So, 22. Oktober 2017

Merkwürdige Beute

05.08.2011 16:17

AUA-Mitarbeiter klaute Notrutschen und Leichensäcke

Jahrelang hat sich ein AUA-Angestellter offenbar an seinem Arbeitsplatz "bedient" - der Mann soll unter anderem Schwimmwesten, Notrutschen und Atemschutzmasken gestohlen haben, um sie danach im Internet zu verkaufen, sogar Leichensäcke hat der Verdächtige laut Polizei mitgehen lassen. Fahnder des Stadtpolizeikommandos Schwechat legten ihm nun das Handwerk.

Seit 2007 dürfte der Mann regelmäßig "abgeräumt" haben.
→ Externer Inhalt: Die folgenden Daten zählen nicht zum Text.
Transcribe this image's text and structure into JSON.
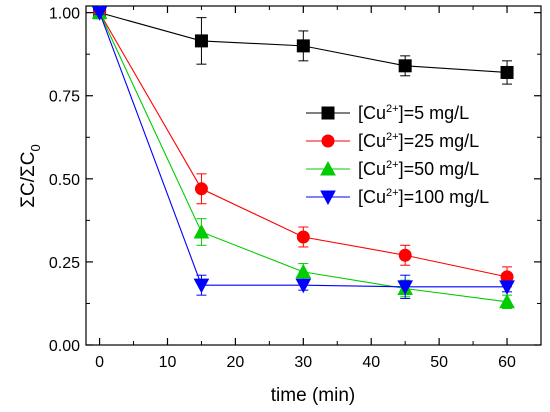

Bis zur Kündigung im März dieses Jahres verschwanden immer wieder Artikel zur Ausrüstung und Instandsetzung der Maschinen. "Darunter waren auch Notfallpakete oder Carbon-Gewebe", sagte Manfred Wenzel von der Schwechater Polizei. Den Ermittlern der dortigen Kriminalabteilung gelang es schließlich mit minutiösen Recherchen, dem mutmaßlichen Täter auf die Schliche zu kommen.

Ausrüstung teilweise im Internet verhökert
Der Tatverdächtige war offenbar stets bemüht, seine Beute zu Geld zu machen. Auf einer Internetplattform soll der Mann die gestohlene Flugzeug-Ausrüstung verhökert und so mindestens 7.700 Euro eingenommen haben.

Indes glich die Wohnung des Verdächtigen einem Ausrüstungszentrum für Flugzeuge. Die Ermittler benötigten nach einer gerichtlich angeordneten Durchsuchung sogar einen Klein-Lkw (Bild), um sämtliche gestohlenen Gegenstände abzutransportieren. Der Wert der Waren beläuft sich auf 44.100 Euro, der dem Mann angelastete Gesamtschaden wird mit knapp 52.000 Euro beziffert. "Außerdem wurde ein Schlagring in den Räumlichkeiten sichergestellt", berichtete Wenzel. Der Mann wurde angezeigt.